H. 48.2 x l. 64.6 cm
Yun Hyong-keun is an eminent representative of Tansaekhwa (Dansaekhwa), the first Korean movement to achieve international recognition.
Yun Hyong-keun (1928-2007) belongs to the first “emancipated” generation of artists to have benefited from the reopening of universities after the Japanese occupation. However, he was not prominent in the effervescence that marked the art scene in the 1950s in Seoul. His name came to the fore in the 1970s, when his abstract work was associated with the monochrome painting that was flourishing at the time. Korean critics hailed this movement, known as Tansaekhwa (Dansaekhwa), as the first abstract and contemporary style expressing a national ethos.
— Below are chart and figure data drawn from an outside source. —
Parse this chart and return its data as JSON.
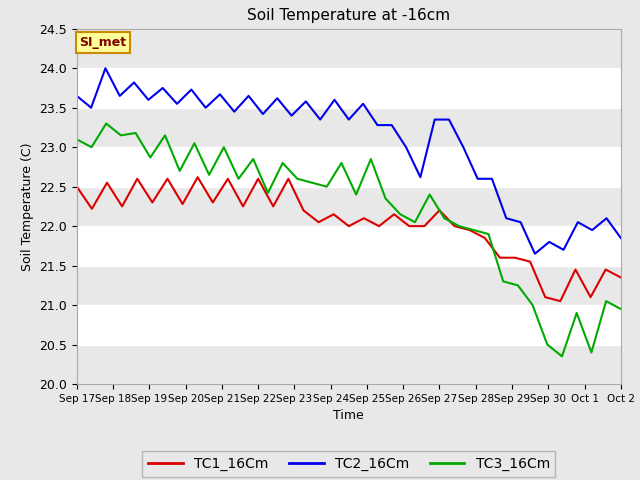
{
  "title": "Soil Temperature at -16cm",
  "xlabel": "Time",
  "ylabel": "Soil Temperature (C)",
  "ylim": [
    20.0,
    24.5
  ],
  "yticks": [
    20.0,
    20.5,
    21.0,
    21.5,
    22.0,
    22.5,
    23.0,
    23.5,
    24.0,
    24.5
  ],
  "fig_bg_color": "#e8e8e8",
  "plot_bg": "#ffffff",
  "grid_color": "#dddddd",
  "annotation_text": "SI_met",
  "annotation_bg": "#ffff99",
  "annotation_border": "#cc8800",
  "annotation_text_color": "#800000",
  "legend": [
    "TC1_16Cm",
    "TC2_16Cm",
    "TC3_16Cm"
  ],
  "line_colors": [
    "#dd0000",
    "#0000ee",
    "#00aa00"
  ],
  "line_width": 1.5,
  "xtick_labels": [
    "Sep 17",
    "Sep 18",
    "Sep 19",
    "Sep 20",
    "Sep 21",
    "Sep 22",
    "Sep 23",
    "Sep 24",
    "Sep 25",
    "Sep 26",
    "Sep 27",
    "Sep 28",
    "Sep 29",
    "Sep 30",
    "Oct 1",
    "Oct 2"
  ],
  "tc1": [
    22.5,
    22.22,
    22.55,
    22.25,
    22.6,
    22.3,
    22.6,
    22.28,
    22.62,
    22.3,
    22.6,
    22.25,
    22.6,
    22.25,
    22.6,
    22.2,
    22.05,
    22.15,
    22.0,
    22.1,
    22.0,
    22.15,
    22.0,
    22.0,
    22.2,
    22.0,
    21.95,
    21.85,
    21.6,
    21.6,
    21.55,
    21.1,
    21.05,
    21.45,
    21.1,
    21.45,
    21.35
  ],
  "tc2": [
    23.65,
    23.5,
    24.0,
    23.65,
    23.82,
    23.6,
    23.75,
    23.55,
    23.73,
    23.5,
    23.67,
    23.45,
    23.65,
    23.42,
    23.62,
    23.4,
    23.58,
    23.35,
    23.6,
    23.35,
    23.55,
    23.28,
    23.28,
    23.0,
    22.62,
    23.35,
    23.35,
    23.0,
    22.6,
    22.6,
    22.1,
    22.05,
    21.65,
    21.8,
    21.7,
    22.05,
    21.95,
    22.1,
    21.85
  ],
  "tc3": [
    23.1,
    23.0,
    23.3,
    23.15,
    23.18,
    22.87,
    23.15,
    22.7,
    23.05,
    22.65,
    23.0,
    22.6,
    22.85,
    22.42,
    22.8,
    22.6,
    22.55,
    22.5,
    22.8,
    22.4,
    22.85,
    22.35,
    22.15,
    22.05,
    22.4,
    22.1,
    22.0,
    21.95,
    21.9,
    21.3,
    21.25,
    21.0,
    20.5,
    20.35,
    20.9,
    20.4,
    21.05,
    20.95
  ]
}
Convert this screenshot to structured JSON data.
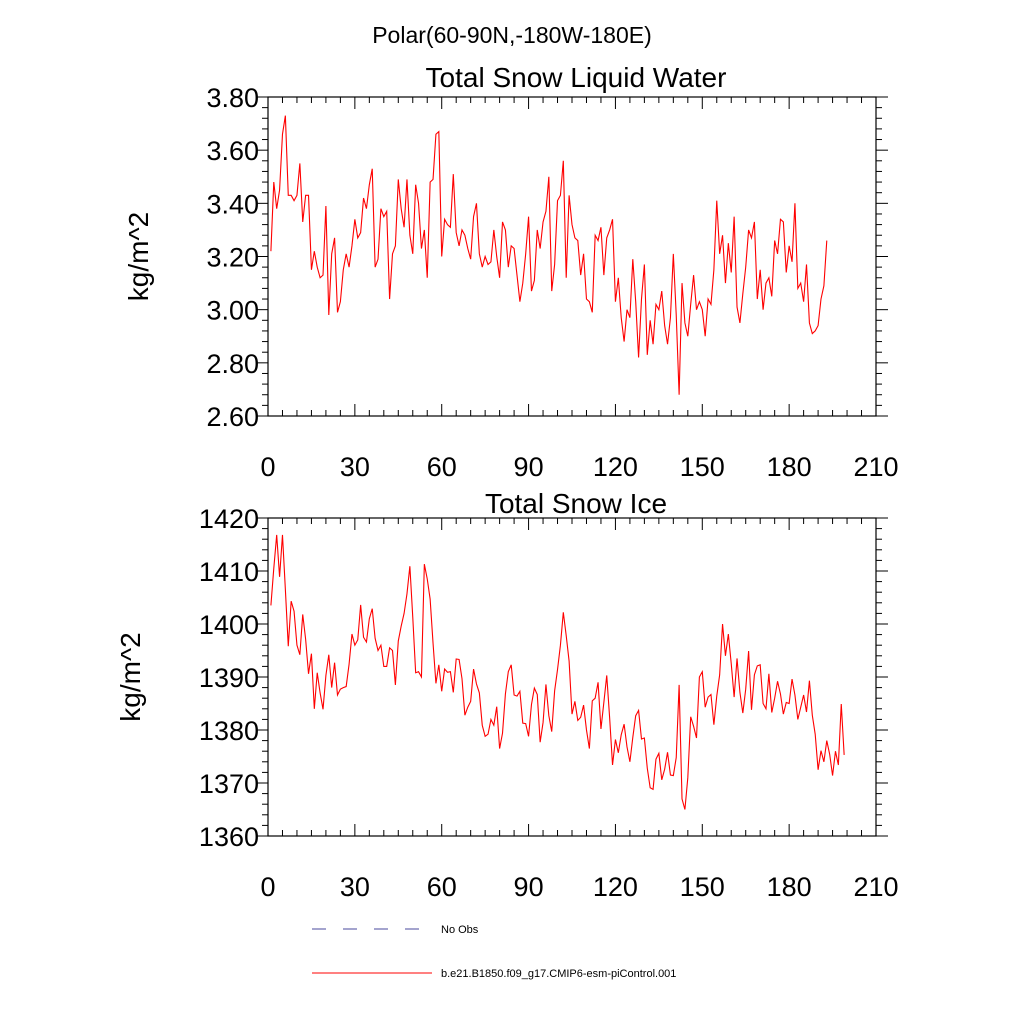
{
  "suptitle": "Polar(60-90N,-180W-180E)",
  "colors": {
    "model": "#ff0000",
    "obs": "#4a4a9c",
    "axis": "#000000"
  },
  "legend": {
    "entries": [
      {
        "label": "No Obs",
        "style": "dashed",
        "color": "#4a4a9c"
      },
      {
        "label": "b.e21.B1850.f09_g17.CMIP6-esm-piControl.001",
        "style": "solid",
        "color": "#ff0000"
      }
    ]
  },
  "chart_data": [
    {
      "type": "line",
      "title": "Total Snow Liquid Water",
      "xlabel": "",
      "ylabel": "kg/m^2",
      "xlim": [
        0,
        210
      ],
      "ylim": [
        2.6,
        3.8
      ],
      "xticks": [
        0,
        30,
        60,
        90,
        120,
        150,
        180,
        210
      ],
      "xtick_labels": [
        "0",
        "30",
        "60",
        "90",
        "120",
        "150",
        "180",
        "210"
      ],
      "yticks": [
        2.6,
        2.8,
        3.0,
        3.2,
        3.4,
        3.6,
        3.8
      ],
      "ytick_labels": [
        "2.60",
        "2.80",
        "3.00",
        "3.20",
        "3.40",
        "3.60",
        "3.80"
      ],
      "grid": false,
      "series": [
        {
          "name": "b.e21.B1850.f09_g17.CMIP6-esm-piControl.001",
          "x_start": 1,
          "values": [
            3.22,
            3.48,
            3.38,
            3.45,
            3.66,
            3.73,
            3.43,
            3.43,
            3.41,
            3.43,
            3.55,
            3.33,
            3.43,
            3.43,
            3.15,
            3.22,
            3.16,
            3.12,
            3.13,
            3.39,
            2.98,
            3.21,
            3.27,
            2.99,
            3.03,
            3.15,
            3.21,
            3.16,
            3.24,
            3.34,
            3.27,
            3.29,
            3.42,
            3.38,
            3.47,
            3.53,
            3.16,
            3.19,
            3.38,
            3.35,
            3.37,
            3.04,
            3.21,
            3.24,
            3.49,
            3.38,
            3.31,
            3.49,
            3.28,
            3.21,
            3.47,
            3.4,
            3.23,
            3.3,
            3.12,
            3.48,
            3.49,
            3.66,
            3.67,
            3.2,
            3.34,
            3.32,
            3.31,
            3.51,
            3.29,
            3.24,
            3.3,
            3.28,
            3.23,
            3.19,
            3.35,
            3.4,
            3.21,
            3.16,
            3.2,
            3.17,
            3.18,
            3.3,
            3.2,
            3.12,
            3.33,
            3.3,
            3.16,
            3.24,
            3.23,
            3.13,
            3.03,
            3.1,
            3.21,
            3.35,
            3.07,
            3.11,
            3.3,
            3.23,
            3.33,
            3.37,
            3.5,
            3.07,
            3.17,
            3.41,
            3.43,
            3.56,
            3.12,
            3.43,
            3.32,
            3.27,
            3.26,
            3.13,
            3.21,
            3.04,
            3.03,
            2.99,
            3.28,
            3.26,
            3.31,
            3.13,
            3.27,
            3.3,
            3.34,
            3.03,
            3.12,
            2.97,
            2.88,
            3.0,
            2.97,
            3.19,
            3.03,
            2.82,
            3.04,
            3.17,
            2.83,
            2.96,
            2.87,
            3.02,
            3.0,
            3.07,
            2.94,
            2.87,
            2.97,
            3.21,
            2.98,
            2.68,
            3.1,
            2.95,
            2.9,
            3.02,
            3.13,
            3.0,
            3.03,
            3.0,
            2.9,
            3.04,
            3.02,
            3.15,
            3.41,
            3.21,
            3.28,
            3.1,
            3.25,
            3.14,
            3.35,
            3.01,
            2.95,
            3.06,
            3.16,
            3.3,
            3.27,
            3.33,
            3.04,
            3.15,
            3.0,
            3.1,
            3.12,
            3.05,
            3.26,
            3.21,
            3.34,
            3.33,
            3.14,
            3.24,
            3.18,
            3.4,
            3.08,
            3.1,
            3.03,
            3.17,
            2.95,
            2.91,
            2.92,
            2.94,
            3.04,
            3.09,
            3.26
          ]
        }
      ]
    },
    {
      "type": "line",
      "title": "Total Snow Ice",
      "xlabel": "",
      "ylabel": "kg/m^2",
      "xlim": [
        0,
        210
      ],
      "ylim": [
        1360,
        1420
      ],
      "xticks": [
        0,
        30,
        60,
        90,
        120,
        150,
        180,
        210
      ],
      "xtick_labels": [
        "0",
        "30",
        "60",
        "90",
        "120",
        "150",
        "180",
        "210"
      ],
      "yticks": [
        1360,
        1370,
        1380,
        1390,
        1400,
        1410,
        1420
      ],
      "ytick_labels": [
        "1360",
        "1370",
        "1380",
        "1390",
        "1400",
        "1410",
        "1420"
      ],
      "grid": false,
      "series": [
        {
          "name": "b.e21.B1850.f09_g17.CMIP6-esm-piControl.001",
          "x_start": 1,
          "values": [
            1403.5,
            1410.5,
            1416.8,
            1408.9,
            1416.8,
            1406.5,
            1395.8,
            1404.3,
            1402.4,
            1396.0,
            1394.2,
            1401.8,
            1397.1,
            1390.6,
            1394.4,
            1384.0,
            1390.8,
            1387.0,
            1383.9,
            1390.3,
            1394.2,
            1388.0,
            1392.7,
            1386.6,
            1387.7,
            1388.0,
            1388.2,
            1392.4,
            1398.1,
            1396.0,
            1397.0,
            1403.6,
            1397.5,
            1396.6,
            1401.0,
            1402.9,
            1397.3,
            1395.0,
            1396.0,
            1392.0,
            1392.0,
            1395.5,
            1395.0,
            1388.5,
            1396.8,
            1399.6,
            1402.0,
            1405.7,
            1410.9,
            1401.3,
            1390.8,
            1391.0,
            1390.0,
            1411.3,
            1408.5,
            1404.7,
            1396.4,
            1388.8,
            1392.3,
            1387.3,
            1391.5,
            1390.9,
            1391.0,
            1387.1,
            1393.4,
            1393.3,
            1389.7,
            1382.8,
            1384.3,
            1385.4,
            1391.5,
            1388.7,
            1387.0,
            1380.9,
            1378.8,
            1379.2,
            1382.0,
            1380.9,
            1384.4,
            1376.5,
            1379.4,
            1386.8,
            1391.0,
            1392.3,
            1386.6,
            1386.4,
            1387.3,
            1381.3,
            1381.2,
            1378.8,
            1384.8,
            1387.9,
            1386.7,
            1377.7,
            1381.4,
            1388.6,
            1382.7,
            1379.7,
            1387.4,
            1391.4,
            1396.0,
            1402.2,
            1397.8,
            1393.0,
            1383.0,
            1385.4,
            1381.8,
            1382.4,
            1384.7,
            1380.0,
            1376.5,
            1385.5,
            1386.0,
            1389.0,
            1380.2,
            1385.2,
            1390.3,
            1382.3,
            1373.4,
            1378.2,
            1375.7,
            1379.1,
            1381.1,
            1376.8,
            1374.0,
            1378.6,
            1382.7,
            1383.7,
            1378.3,
            1378.5,
            1372.8,
            1369.1,
            1368.8,
            1374.5,
            1375.6,
            1370.6,
            1372.6,
            1375.8,
            1371.5,
            1371.4,
            1374.8,
            1388.5,
            1367.0,
            1365.0,
            1371.0,
            1382.5,
            1380.7,
            1378.5,
            1390.0,
            1391.0,
            1384.3,
            1386.2,
            1386.7,
            1381.0,
            1386.4,
            1390.4,
            1400.0,
            1394.0,
            1398.1,
            1392.5,
            1386.2,
            1393.5,
            1387.1,
            1383.2,
            1387.7,
            1394.9,
            1383.8,
            1390.4,
            1392.1,
            1392.3,
            1385.0,
            1384.0,
            1390.6,
            1383.3,
            1386.0,
            1389.2,
            1386.8,
            1383.0,
            1385.2,
            1385.0,
            1389.6,
            1386.6,
            1382.0,
            1384.3,
            1386.6,
            1383.4,
            1389.3,
            1382.8,
            1379.2,
            1372.5,
            1376.1,
            1374.0,
            1378.0,
            1375.4,
            1371.4,
            1376.0,
            1373.4,
            1384.9,
            1375.3
          ]
        }
      ]
    }
  ]
}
The artists of this movement were expressing common concerns relating to the question, inherited from the traditional arts, of the physical and mental role of artists in the realisation of their work, and an interest in the material itself, contradicting a purely pictorial and two-dimensional treatment of the canvas. In the work of Yun Hyong-keun, these qualities were expressed in the use of pigments, usually ultramarine and burnt sienna, diluted in turpentine and applied in very damp layers to the unprimed canvas or paper. The paint soaked into the fibres, softening the severe geometry of the canvas in a halo effect partly left to chance. The artist also incorporated a cosmological dimension in his painting that was recurrent in the work of his fellow artists in Korea, seeking to recreate microcosms through the combined use of ultramarine and sienna, which symbolised the union of water and earth.
Yun Hyong-keun’s growing renown did not prevent him from coming to Paris to complete his training at the Académie de la Grande Chaumière, between 1980 and 1982. Twenty years later he returned Paris for a few months on the occasion of a gallery exhibition for which he produced this work on paper.